UTF in Regexp


#1

I am sorrrrrry, but I am banging my head against this, and can’t seem to
find the answer!

Text gets displayed in an input field in a web page with “
prepended and ” appended to the string (needs to be inside the
string otherwise it looks funny). The user edits it, and when it comes
back to the (Rails) backend, the new string with (possibly) these quotes
attached comes back, but in unicode.

So the string possibly starts with UTF “ and possibly ends with
UTF ”

I want to do a regexp removal. Here is what works (but I am embarrased):

ldquo = ‘123’; ldquo[0] = 226; ldquo[1] = 128; ldquo[2] = 156
rdquo = ‘123’; rdquo[0] = 226; rdquo[1] = 128; rdquo[2] = 157
string.gsub!(/(\A#{ldquo}|#{rdquo}\Z)/,’’)

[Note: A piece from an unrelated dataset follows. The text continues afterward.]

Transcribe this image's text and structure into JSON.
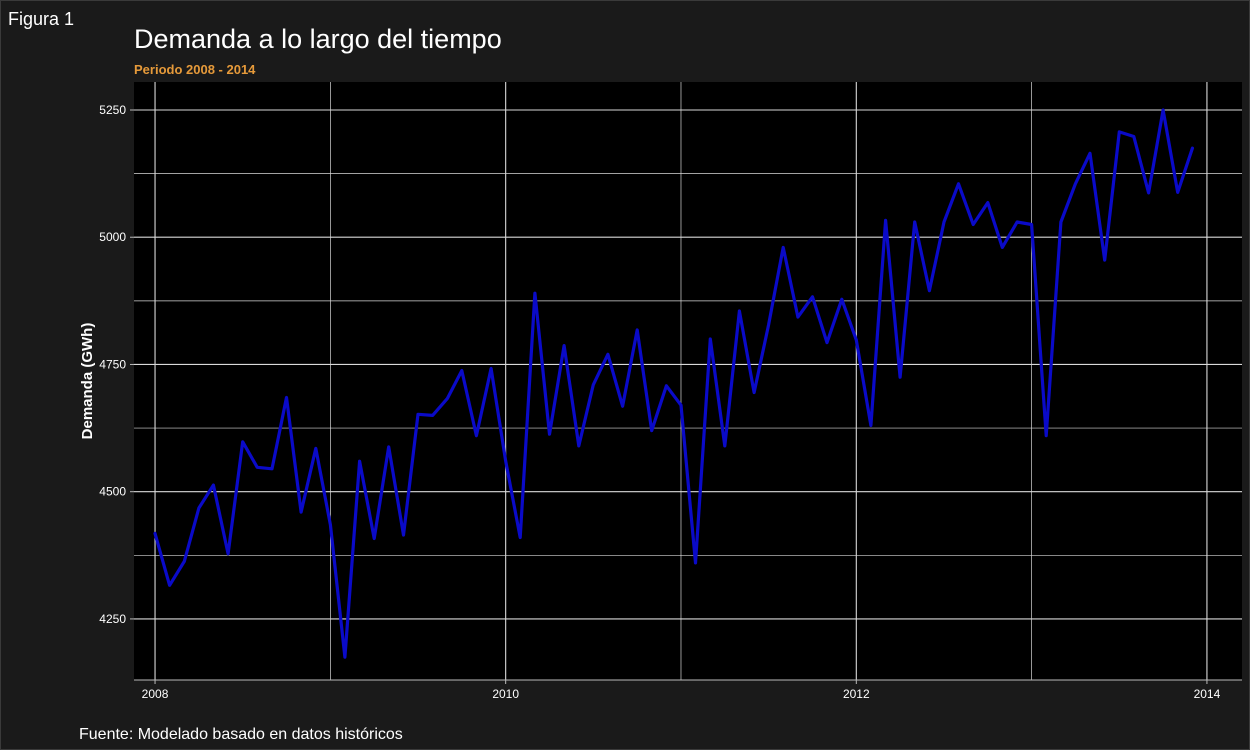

There must be a better way.

Abu Mats al-Nemsi


#2

On 2/3/07, Wido M. removed_email_address@domain.invalid wrote:

So the string possibly starts with UTF “ and possibly ends with
UTF ”

I want to do a regexp removal. Here is what works (but I am embarrased):

ldquo = ‘123’; ldquo[0] = 226; ldquo[1] = 128; ldquo[2] = 156
rdquo = ‘123’; rdquo[0] = 226; rdquo[1] = 128; rdquo[2] = 157
string.gsub!(/(\A#{ldquo}|#{rdquo}\Z)/,’’)

There must be a better way.

  1. it’s possible to insert the chars directly, either in octal (226 =
    “\342”) or hexa (226= “\xe2”)

string.gsub!(\A\xe2\x80\x9c|\xe2\x80\9d\Z/,")

  1. | has low priority, so your regex is equal to /(\Alquo)|(rquo\z)/.
    the correct one is (notice the non-capturing group (?:…)

string.gsub!(\A(?:\xe2\x80\x9c|\xe2\x80\9d)\Z/,")

  1. there’s iconv library that will convert things for you.